O sr. Eliseu Padilha estaciona sua picape na calçada, ameaça vidas de contribuintes e afirma que só poderia ser multado se estivesse no local como cidadão. Mas ali estava como "estadista". Ele se julga investido de prerrogativas que o colocariam como ser à parte. Isso tem nome: tirania e despotismo.
Sua carta ("Painel do Leitor" de ontem) piora as coisas. Diz que um membro da Brigada Militar "abriu caminho entre a multidão" e conduziu seu veículo "até o local em que, no entender do policial, deveria estacionar e permanecer", exatamente -afirma- como em municípios e Estados a que ele comparece como ministro de Estado, oficialmente. O "local" era a calçada.
Escudou-se ele no art. 89 do Código Brasileiro de Trânsito. Dentre os itens falhos do texto, recomenda-se revisão desse artigo pelos deputados sérios (eles existem). Sua leitura foi ampla em demasia. Um código feito para que a nação respeite a vida não pode tolerar privilégios para mandatários. Calçadas são para pedestres, não para particulares ou autoridades estacionarem. Do contrário, ele ensina que, para certos indivíduos (ainda não coroados reis!), são lícitos atos proibidos aos demais.
Recordemos Robespierre, no rascunho da Declaração dos Direitos do Homem e do Cidadão (24/4/1793): "As funções públicas não podem ser consideradas como sinais de superioridade nem como recompensa, mas como deveres públicos. Os delitos dos mandatários devem ser severa e agilmente punidos. Ninguém possui o direito de ser mais "inviolável' do que outros cidadãos. O povo tem o direito de conhecer todos os atos dos seus mandatários".
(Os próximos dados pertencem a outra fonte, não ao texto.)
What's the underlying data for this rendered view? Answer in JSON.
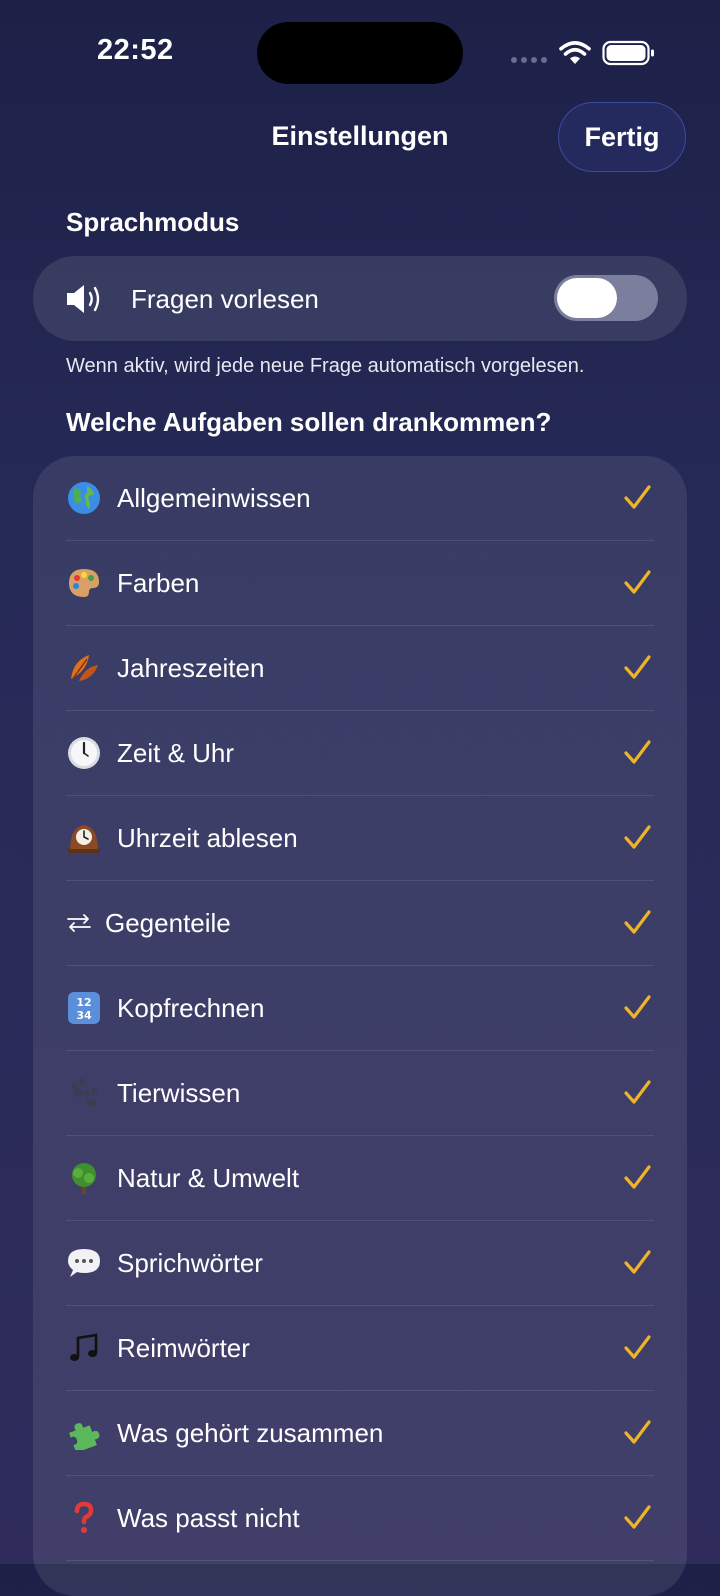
{
  "status_bar": {
    "time": "22:52"
  },
  "nav": {
    "title": "Einstellungen",
    "done_label": "Fertig"
  },
  "voice_mode": {
    "heading": "Sprachmodus",
    "toggle_label": "Fragen vorlesen",
    "toggle_on": false,
    "note": "Wenn aktiv, wird jede neue Frage automatisch vorgelesen."
  },
  "tasks": {
    "heading": "Welche Aufgaben sollen drankommen?",
    "items": [
      {
        "label": "Allgemeinwissen",
        "icon": "globe-icon",
        "checked": true
      },
      {
        "label": "Farben",
        "icon": "palette-icon",
        "checked": true
      },
      {
        "label": "Jahreszeiten",
        "icon": "leaves-icon",
        "checked": true
      },
      {
        "label": "Zeit & Uhr",
        "icon": "clock-icon",
        "checked": true
      },
      {
        "label": "Uhrzeit ablesen",
        "icon": "mantel-clock-icon",
        "checked": true
      },
      {
        "label": "Gegenteile",
        "icon": "arrows-swap-icon",
        "checked": true
      },
      {
        "label": "Kopfrechnen",
        "icon": "numbers-icon",
        "checked": true
      },
      {
        "label": "Tierwissen",
        "icon": "paw-icon",
        "checked": true
      },
      {
        "label": "Natur & Umwelt",
        "icon": "tree-icon",
        "checked": true
      },
      {
        "label": "Sprichwörter",
        "icon": "speech-bubble-icon",
        "checked": true
      },
      {
        "label": "Reimwörter",
        "icon": "music-note-icon",
        "checked": true
      },
      {
        "label": "Was gehört zusammen",
        "icon": "puzzle-icon",
        "checked": true
      },
      {
        "label": "Was passt nicht",
        "icon": "question-mark-icon",
        "checked": true
      }
    ]
  },
  "colors": {
    "accent_check": "#f0b429",
    "done_border": "#3d4a9c"
  }
}
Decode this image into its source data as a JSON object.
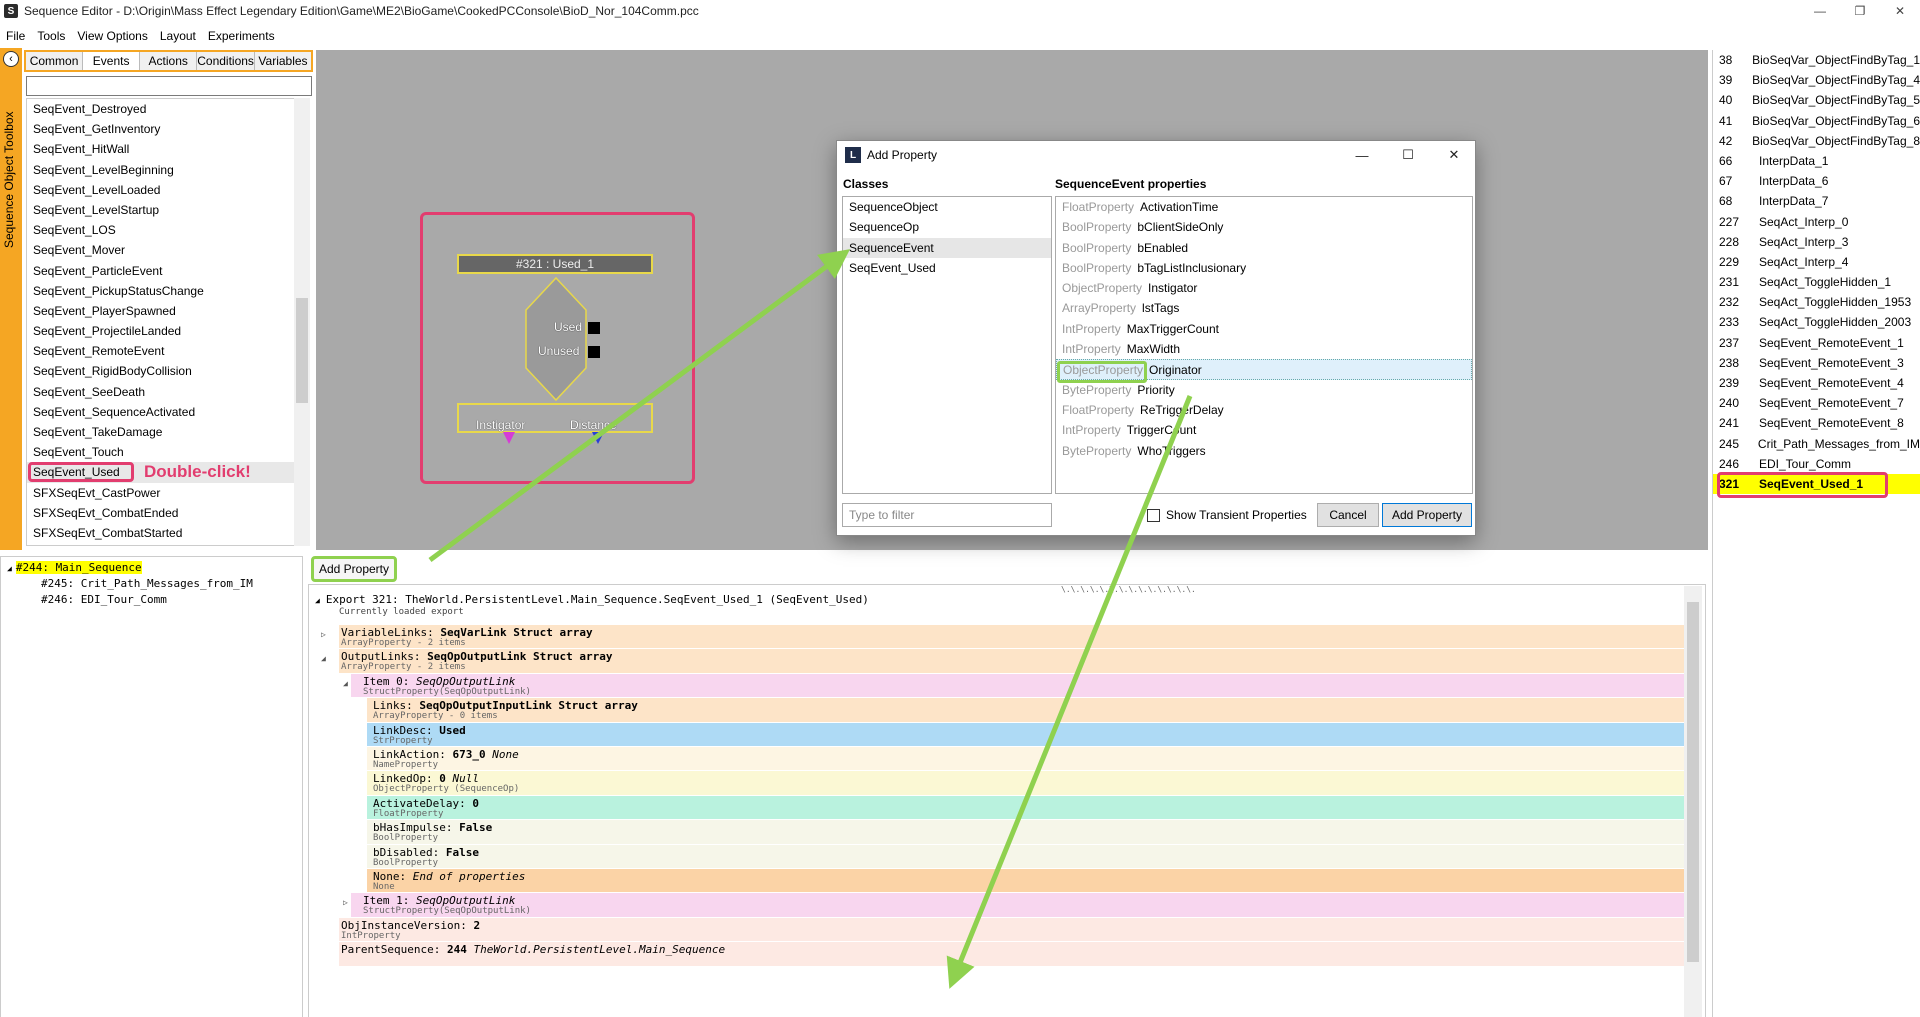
{
  "window": {
    "title": "Sequence Editor - D:\\Origin\\Mass Effect Legendary Edition\\Game\\ME2\\BioGame\\CookedPCConsole\\BioD_Nor_104Comm.pcc",
    "app_icon": "S",
    "minimize": "—",
    "maximize": "❐",
    "close": "✕"
  },
  "menu": [
    "File",
    "Tools",
    "View Options",
    "Layout",
    "Experiments"
  ],
  "toolbox": {
    "label": "Sequence Object Toolbox",
    "back_glyph": "‹",
    "tabs": [
      "Common",
      "Events",
      "Actions",
      "Conditions",
      "Variables"
    ],
    "active_tab": "Events",
    "events": [
      "SeqEvent_Destroyed",
      "SeqEvent_GetInventory",
      "SeqEvent_HitWall",
      "SeqEvent_LevelBeginning",
      "SeqEvent_LevelLoaded",
      "SeqEvent_LevelStartup",
      "SeqEvent_LOS",
      "SeqEvent_Mover",
      "SeqEvent_ParticleEvent",
      "SeqEvent_PickupStatusChange",
      "SeqEvent_PlayerSpawned",
      "SeqEvent_ProjectileLanded",
      "SeqEvent_RemoteEvent",
      "SeqEvent_RigidBodyCollision",
      "SeqEvent_SeeDeath",
      "SeqEvent_SequenceActivated",
      "SeqEvent_TakeDamage",
      "SeqEvent_Touch",
      "SeqEvent_Used",
      "SFXSeqEvt_CastPower",
      "SFXSeqEvt_CombatEnded",
      "SFXSeqEvt_CombatStarted"
    ],
    "selected_event_index": 18,
    "annotation": "Double-click!"
  },
  "node": {
    "title": "#321 : Used_1",
    "outputs": [
      "Used",
      "Unused"
    ],
    "vars": [
      "Instigator",
      "Distance"
    ]
  },
  "right_list": [
    {
      "id": "38",
      "name": "BioSeqVar_ObjectFindByTag_1"
    },
    {
      "id": "39",
      "name": "BioSeqVar_ObjectFindByTag_4"
    },
    {
      "id": "40",
      "name": "BioSeqVar_ObjectFindByTag_5"
    },
    {
      "id": "41",
      "name": "BioSeqVar_ObjectFindByTag_6"
    },
    {
      "id": "42",
      "name": "BioSeqVar_ObjectFindByTag_8"
    },
    {
      "id": "66",
      "name": "InterpData_1"
    },
    {
      "id": "67",
      "name": "InterpData_6"
    },
    {
      "id": "68",
      "name": "InterpData_7"
    },
    {
      "id": "227",
      "name": "SeqAct_Interp_0"
    },
    {
      "id": "228",
      "name": "SeqAct_Interp_3"
    },
    {
      "id": "229",
      "name": "SeqAct_Interp_4"
    },
    {
      "id": "231",
      "name": "SeqAct_ToggleHidden_1"
    },
    {
      "id": "232",
      "name": "SeqAct_ToggleHidden_1953"
    },
    {
      "id": "233",
      "name": "SeqAct_ToggleHidden_2003"
    },
    {
      "id": "237",
      "name": "SeqEvent_RemoteEvent_1"
    },
    {
      "id": "238",
      "name": "SeqEvent_RemoteEvent_3"
    },
    {
      "id": "239",
      "name": "SeqEvent_RemoteEvent_4"
    },
    {
      "id": "240",
      "name": "SeqEvent_RemoteEvent_7"
    },
    {
      "id": "241",
      "name": "SeqEvent_RemoteEvent_8"
    },
    {
      "id": "245",
      "name": "Crit_Path_Messages_from_IM"
    },
    {
      "id": "246",
      "name": "EDI_Tour_Comm"
    },
    {
      "id": "321",
      "name": "SeqEvent_Used_1"
    }
  ],
  "right_selected_index": 21,
  "tree": [
    {
      "label": "#244: Main_Sequence",
      "level": 0,
      "highlight": true
    },
    {
      "label": "#245: Crit_Path_Messages_from_IM",
      "level": 1,
      "highlight": false
    },
    {
      "label": "#246: EDI_Tour_Comm",
      "level": 1,
      "highlight": false
    }
  ],
  "tree_toggle": "◢",
  "add_property_button": "Add Property",
  "props_header": {
    "export": "Export 321: TheWorld.PersistentLevel.Main_Sequence.SeqEvent_Used_1 (SeqEvent_Used)",
    "sub": "Currently loaded export",
    "dots": "\\.\\.\\.\\.\\.\\.\\.\\.\\.\\.\\.\\.\\.\\."
  },
  "props": [
    {
      "indent": 0,
      "arrow": "▷",
      "name": "VariableLinks: ",
      "value": "SeqVarLink Struct array",
      "type": "ArrayProperty - 2 items",
      "bg": "#fde4c8",
      "italic": false
    },
    {
      "indent": 0,
      "arrow": "◢",
      "name": "OutputLinks: ",
      "value": "SeqOpOutputLink Struct array",
      "type": "ArrayProperty - 2 items",
      "bg": "#fde4c8",
      "italic": false
    },
    {
      "indent": 1,
      "arrow": "◢",
      "name": "Item 0: ",
      "value": "SeqOpOutputLink",
      "type": "StructProperty(SeqOpOutputLink)",
      "bg": "#f8d6ef",
      "italic": true
    },
    {
      "indent": 2,
      "arrow": "",
      "name": "Links: ",
      "value": "SeqOpOutputInputLink Struct array",
      "type": "ArrayProperty - 0 items",
      "bg": "#fde4c8",
      "italic": false
    },
    {
      "indent": 2,
      "arrow": "",
      "name": "LinkDesc: ",
      "value": "Used",
      "type": "StrProperty",
      "bg": "#aedaf5",
      "italic": false
    },
    {
      "indent": 2,
      "arrow": "",
      "name": "LinkAction: ",
      "value": "673_0 ",
      "extra": "None",
      "type": "NameProperty",
      "bg": "#fdf5e3",
      "italic": false
    },
    {
      "indent": 2,
      "arrow": "",
      "name": "LinkedOp: ",
      "value": "0 ",
      "extra": "Null",
      "type": "ObjectProperty (SequenceOp)",
      "bg": "#fbf8d4",
      "italic": false
    },
    {
      "indent": 2,
      "arrow": "",
      "name": "ActivateDelay: ",
      "value": "0",
      "type": "FloatProperty",
      "bg": "#b9f2de",
      "italic": false
    },
    {
      "indent": 2,
      "arrow": "",
      "name": "bHasImpulse: ",
      "value": "False",
      "type": "BoolProperty",
      "bg": "#f6f6e9",
      "italic": false
    },
    {
      "indent": 2,
      "arrow": "",
      "name": "bDisabled: ",
      "value": "False",
      "type": "BoolProperty",
      "bg": "#f6f6e9",
      "italic": false
    },
    {
      "indent": 2,
      "arrow": "",
      "name": "None: ",
      "value": "End of properties",
      "type": "None",
      "bg": "#fbd3a6",
      "italic": true
    },
    {
      "indent": 1,
      "arrow": "▷",
      "name": "Item 1: ",
      "value": "SeqOpOutputLink",
      "type": "StructProperty(SeqOpOutputLink)",
      "bg": "#f8d6ef",
      "italic": true
    },
    {
      "indent": 0,
      "arrow": "",
      "name": "ObjInstanceVersion: ",
      "value": "2",
      "type": "IntProperty",
      "bg": "#fde9e3",
      "italic": false
    },
    {
      "indent": 0,
      "arrow": "",
      "name": "ParentSequence: ",
      "value": "244 ",
      "extra": "TheWorld.PersistentLevel.Main_Sequence",
      "type": "",
      "bg": "#fde9e3",
      "italic": false
    }
  ],
  "dialog": {
    "title": "Add Property",
    "icon": "L",
    "min": "—",
    "max": "☐",
    "close": "✕",
    "classes_header": "Classes",
    "props_header": "SequenceEvent properties",
    "classes": [
      "SequenceObject",
      "SequenceOp",
      "SequenceEvent",
      "SeqEvent_Used"
    ],
    "selected_class_index": 2,
    "properties": [
      {
        "type": "FloatProperty",
        "name": "ActivationTime"
      },
      {
        "type": "BoolProperty",
        "name": "bClientSideOnly"
      },
      {
        "type": "BoolProperty",
        "name": "bEnabled"
      },
      {
        "type": "BoolProperty",
        "name": "bTagListInclusionary"
      },
      {
        "type": "ObjectProperty",
        "name": "Instigator"
      },
      {
        "type": "ArrayProperty",
        "name": "lstTags"
      },
      {
        "type": "IntProperty",
        "name": "MaxTriggerCount"
      },
      {
        "type": "IntProperty",
        "name": "MaxWidth"
      },
      {
        "type": "ObjectProperty",
        "name": "Originator"
      },
      {
        "type": "ByteProperty",
        "name": "Priority"
      },
      {
        "type": "FloatProperty",
        "name": "ReTriggerDelay"
      },
      {
        "type": "IntProperty",
        "name": "TriggerCount"
      },
      {
        "type": "ByteProperty",
        "name": "WhoTriggers"
      }
    ],
    "selected_property_index": 8,
    "filter_placeholder": "Type to filter",
    "transient_label": "Show Transient Properties",
    "cancel_label": "Cancel",
    "add_label": "Add Property"
  },
  "colors": {
    "accent_orange": "#f5a623",
    "annotation_pink": "#e23d6f",
    "annotation_green": "#8fd14f",
    "canvas_gray": "#a9a9a9",
    "highlight_yellow": "#ffff00"
  }
}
Os jacobinos perderam o governo, mas suas lições foram incorporadas à vida política, fazendo da França uma democracia séria. Não tivemos democratas entre nós e nos submetemos à abjeção de ser vistos como cidadãos de segunda classe. Mudemos isso nestas eleições, mandando aquelas "autoridades" para a vida comum. Em suas casas, tais pessoas poderão fazer o que lhes convém. No espaço democrático, só pode ser aceito quem é igual. O resto é licença, que só conduz ao picadeiro político chamado Brasil.
P.S.: Ministro Ilmar Galvão, os brasileiros esperam a nova lista do ministério de Fernando Henrique Cardoso. Caso seu nome não apareça nela, o senhor merece desculpas dos eleitores. Em situação oposta, aguardamos suas escusas. Estabilidade sem fé pública é ilusão e propaganda. Nada mais.

Roberto Romano, 52, filósofo, é professor titular de ética e filosofia política da Unicamp (Universidade Estadual de Campinas).